Hepatitis B virus (HBV) infection is one of the major causes of acute and chronic liver diseases, fulminant hepatitis, cirrhosis, and hepatocellular carcinoma (HCC). HCC accounts for more than 85% of primary liver cancers and is the seventh most common cancer and the third leading cause of cancer‐related deaths. However, the mechanism by which HBV induces HCC is largely unknown. Collagen triple helixes repeat containing 1 (CTHRC1) is a secreted protein and has characteristics of a circulating hormone with potentially broad implications for cell metabolism and physiology. CTHRC1 is associated with human cancers, but its effect on HCC is unknown. Here, we revealed that CTHRC1 expression is highly correlated with HCC progression in HBV‐infected patients, and demonstrated that HBV stimulates CTHRC1 expression by activating nuclear factor‐kappa B (NF‐κB) and cAMP response element binding protein (CREB), through extracellular signal‐regulated kinase/c‐Jun N‐terminal kinase (ERK/c‐JNK) pathway.

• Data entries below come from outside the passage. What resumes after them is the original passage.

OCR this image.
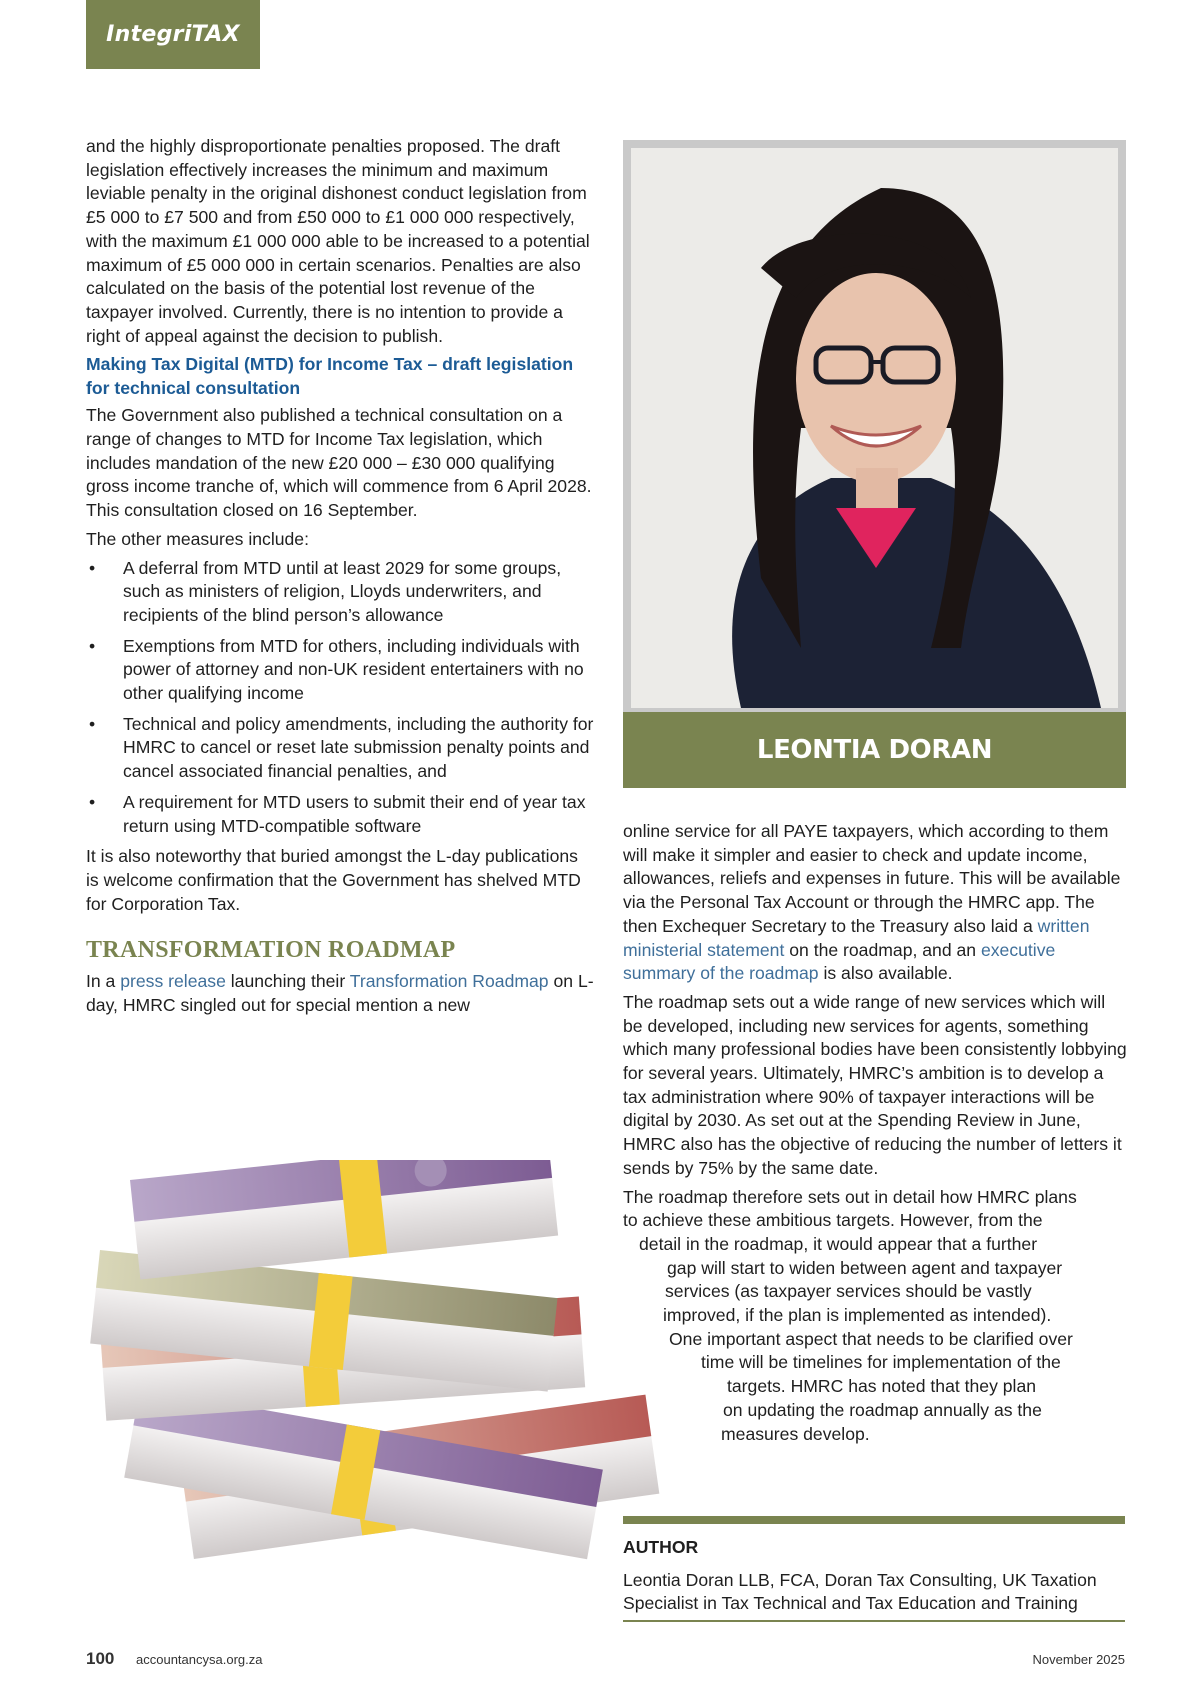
Integri TAX

and the highly disproportionate penalties proposed. The draft legislation effectively increases the minimum and maximum leviable penalty in the original dishonest conduct legislation from £5 000 to £7 500 and from £50 000 to £1 000 000 respectively, with the maximum £1 000 000 able to be increased to a potential maximum of £5 000 000 in certain scenarios. Penalties are also calculated on the basis of the potential lost revenue of the taxpayer involved. Currently, there is no intention to provide a right of appeal against the decision to publish.

Making Tax Digital (MTD) for Income Tax – draft legislation for technical consultation

The Government also published a technical consultation on a range of changes to MTD for Income Tax legislation, which includes mandation of the new £20 000 – £30 000 qualifying gross income tranche of, which will commence from 6 April 2028. This consultation closed on 16 September.

The other measures include:

• A deferral from MTD until at least 2029 for some groups, such as ministers of religion, Lloyds underwriters, and recipients of the blind person’s allowance
• Exemptions from MTD for others, including individuals with power of attorney and non-UK resident entertainers with no other qualifying income
• Technical and policy amendments, including the authority for HMRC to cancel or reset late submission penalty points and cancel associated financial penalties, and
• A requirement for MTD users to submit their end of year tax return using MTD-compatible software

It is also noteworthy that buried amongst the L-day publications is welcome confirmation that the Government has shelved MTD for Corporation Tax.

TRANSFORMATION ROADMAP

In a press release launching their Transformation Roadmap on L-day, HMRC singled out for special mention a new

LEONTIA DORAN

online service for all PAYE taxpayers, which according to them will make it simpler and easier to check and update income, allowances, reliefs and expenses in future. This will be available via the Personal Tax Account or through the HMRC app. The then Exchequer Secretary to the Treasury also laid a written ministerial statement on the roadmap, and an executive summary of the roadmap is also available.

The roadmap sets out a wide range of new services which will be developed, including new services for agents, something which many professional bodies have been consistently lobbying for several years. Ultimately, HMRC’s ambition is to develop a tax administration where 90% of taxpayer interactions will be digital by 2030. As set out at the Spending Review in June, HMRC also has the objective of reducing the number of letters it sends by 75% by the same date.

The roadmap therefore sets out in detail how HMRC plans
to achieve these ambitious targets. However, from the
detail in the roadmap, it would appear that a further
gap will start to widen between agent and taxpayer
services (as taxpayer services should be vastly
improved, if the plan is implemented as intended).
One important aspect that needs to be clarified over
time will be timelines for implementation of the
targets. HMRC has noted that they plan
on updating the roadmap annually as the
measures develop.
AUTHOR
Leontia Doran LLB, FCA, Doran Tax Consulting, UK Taxation Specialist in Tax Technical and Tax Education and Training
100 accountancysa.org.za	November 2025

In addition, CTHRC1 activates hypoxia‐inducible factor 1α (HIF‐1α) and vascular endothelial growth factor (VEGF) through regulating phosphoinosmde‐3‐kinase/protein kinase B/mammalian target of rapamycin (PI‐3K/AKT/mTOR) pathway. More interestingly, CTHRC1 enhances colony formation, migration, and invasion of hepatoma cells by regulating p53 and stimulating matrix metalloproteinase‐9 (MMP‐9) expression. In addition, knock‐down of CTHRC1 results in the repression of HBV‐associated carcinogenesis in nude mice. Thus, we revealed a novel mechanism by which HBV facilitates HCC development through activating the oncoprotein CTHRC1, which in turn enhances HBV‐related HCC progression by stimulates colony formation, migration, and invasion of hepatoma cells through regulating multiple cellular factors and signal cascades.